Your Town: Marble Hill wants to be a destination

Wednesday, July 30, 2008
FRED LYNCH ~ Marble Hill, Mo., started out as New California, Mo., in 1842. The current name was settled on in 1868.

MARBLE HILL, Mo. -- Plagued by floods but buoyed by optimism, Marble Hill aims at becoming a destination for science, recreation and a little Christmas-in-the-Foothills cheer.

Marble Hill's biggest problem is the beautiful but occasionally dangerous Crooked Creek. The waterway stretches from Marquand to the Diversion Channel at Cape Girardeau. Three major floods over the last decade and many lesser ones have drawn in so much debris that it would be impossible to canoe for any distance, according to Marble Hill Mayor Russell Masterson. Most people call the mayor "Bat" Masterson, after the lawman from the Wild West.

Masterson said he'd "like to see some good things happen" in this city of 1,500. The population has held steady for years.

"We want to grow. We want to be a new city, a grown city. We want to see our people here, our young people stay here," said Masterson, 69.

"Marble Hill is a very friendly place. It does not deserve its reputation," he said, referring to comments he's heard suggesting "we're all a bunch of silly people over here," the kind who "put commodes in the yard and put flowers in them."

While that does happen, he said, there's more to the city that serves as the Bollinger County seat.

"We've got a lot here," said Donnia Mayfield, president of Bollinger County Chamber of Commerce and owner of Bollinger County Abstract, which was founded Feb. 17, 1909. She bought the company in 1998 from a relative and is in the process of planning the 100th-year anniversary celebration. Mayfield is also helping plan Bollinger County's annual Harvest Days, Sept. 25 through 28.

One of the more important local improvements was reopening the Larma Wisely Pool in June. The pool was taken out of service two years ago after a crack developed. Mayfield said Loyd Ivey, chief executive officer of MiTek Corp., which has a Marble Hill facility, donated more than $30,000 in material and supplies and volunteered time by his employees to seal the pool and put it back into operation.

The Bollinger County Museum of Natural History is undergoing a more significant facelift to showcase it as the home of the Missouri dinosaur as well as expand its cultural offerings to include Civil War history and artifacts from around the world.

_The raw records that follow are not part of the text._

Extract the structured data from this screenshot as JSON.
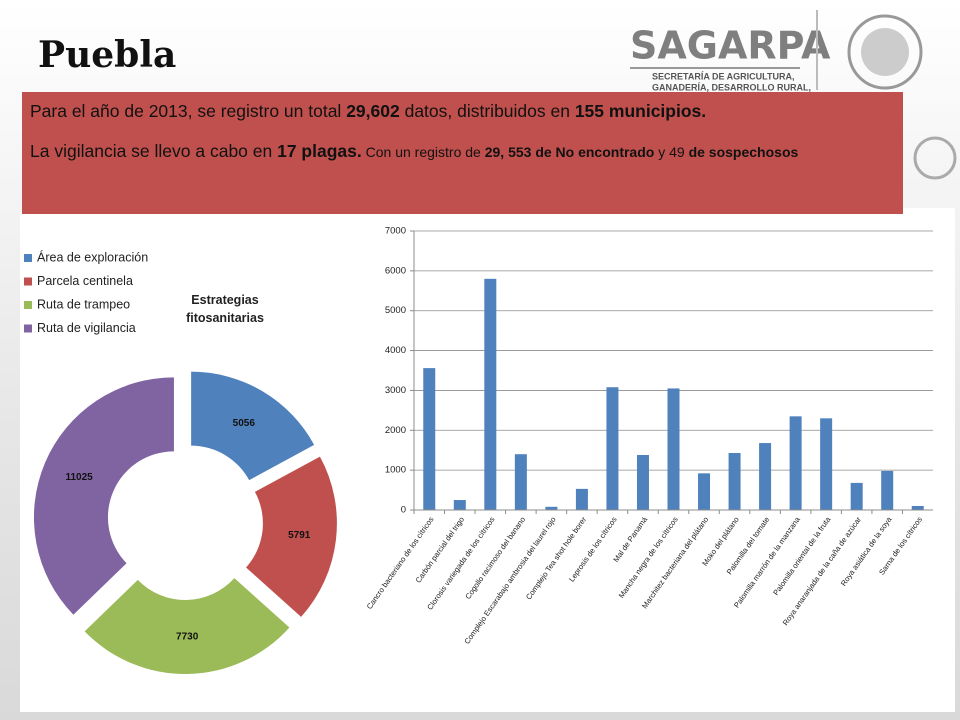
{
  "header": {
    "title": "Puebla",
    "logo": {
      "name": "SAGARPA",
      "lines": [
        "SECRETARÍA DE AGRICULTURA,",
        "GANADERÍA, DESARROLLO RURAL,"
      ]
    }
  },
  "info": {
    "paragraphs": [
      [
        {
          "text": "Para el año de 2013,  se registro un total ",
          "bold": false
        },
        {
          "text": "29,602",
          "bold": true
        },
        {
          "text": " datos, distribuidos en  ",
          "bold": false
        },
        {
          "text": "155 municipios.",
          "bold": true
        }
      ],
      [
        {
          "text": "La vigilancia se llevo a cabo en ",
          "bold": false
        },
        {
          "text": "17 plagas.",
          "bold": true
        },
        {
          "text": " Con un registro de ",
          "bold": false,
          "small": true
        },
        {
          "text": "29, 553 de No encontrado",
          "bold": true,
          "small": true
        },
        {
          "text": " y 49 ",
          "bold": false,
          "small": true
        },
        {
          "text": "de sospechosos",
          "bold": true,
          "small": true
        }
      ]
    ]
  },
  "chart_data": [
    {
      "type": "donut",
      "title": "Estrategias fitosanitarias",
      "categories": [
        "Área de  exploración",
        "Parcela centinela",
        "Ruta de trampeo",
        "Ruta de vigilancia"
      ],
      "values": [
        5056,
        5791,
        7730,
        11025
      ],
      "colors": [
        "#4f81bd",
        "#c0504d",
        "#9bbb59",
        "#8064a2"
      ],
      "legend": "top-left",
      "exploded": true
    },
    {
      "type": "bar",
      "categories": [
        "Cancro bacteriano de los cítricos",
        "Carbón parcial del trigo",
        "Clorosis variegada de los cítricos",
        "Cogollo racimoso del banano",
        "Complejo Escarabajo ambrosia del laurel rojo",
        "Complejo Tea shot hole borer",
        "Leprosis de los cítricos",
        "Mal de Panamá",
        "Mancha negra de los cítricos",
        "Marchitez bacteriana del plátano",
        "Moko del plátano",
        "Palomilla del tomate",
        "Palomilla marrón de la manzana",
        "Palomilla oriental de la fruta",
        "Roya anaranjada de la caña de azúcar",
        "Roya asiática de la soya",
        "Sarna de los cítricos"
      ],
      "values": [
        3560,
        250,
        5800,
        1400,
        80,
        530,
        3080,
        1380,
        3050,
        920,
        1430,
        1680,
        2350,
        2300,
        680,
        980,
        100
      ],
      "color": "#4f81bd",
      "ylim": [
        0,
        7000
      ],
      "yticks": [
        0,
        1000,
        2000,
        3000,
        4000,
        5000,
        6000,
        7000
      ],
      "grid": true
    }
  ]
}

Two nearby recreation areas, Barks Plantations and Whippoorwill Lake Campground, offer such outdoor pursuits as hunting and fishing, concerts and archery competitions.

The Marble Hill Optimists, the city's largest service club, sponsors six horse shows at the arena near Pellegrino Park. Member Tom Houchins said the shows are the Marble Hill Optimists' major fundraiser and draw people from all over Missouri.

But gas prices hurt attendance this year, and rain forced cancellation of the May and July shows. He said the two shows are planned for next month, Aug. 9 and 23. (Call 573-238-2109 for details.)

Marble Hill is the kind of city where a firefighter like Jack Watt and his wife, Carla -- who is also the city collector -- have immersed themselves into making some kind of destination. They and other volunteers have produced the annual Christmas in the Foothills on the Saturday after Thanksgiving. The day includes a craft fair, Christmas carol competition, a parade and people-powered sled races.

It is, Jack Watt said, "a way to keep the true spirit of Christmas alive."

Richard Holderbaugh of Jackson said he didn't know much about Marble Hill until being hired to design a Web site for Liley Funeral Home and the Marble Hill-based monument works.

Holderbaugh, owner of Mr. Bits and Bytes, has since taken on nearly a dozen Marble Hill clients, including the city itself.

One of Marble Hill's most charming details, Holderbaugh said, is a set of steps used for mounting horses that dates back to 1893, continues to sit just outside the Wicecarver Store, which itself sits across the street from the county courthouse.

The wide swath of green space called Magnolia Park sits across Crooked Creek from Twin City Park. Where Twin City has shelters and barbecue areas, Magnolia Park was created as part of a flood buyout, flat land with one significant rise. Volunteers have been gradually raising money for a wooden stage for Magnolia Park and have collected $2,000 of the $7,000 needed.

"We will never be an industrial complex," Masterson said. "But we have the potential to be a cultural, retail, recreational area, and I would really like to see it. I love this little town."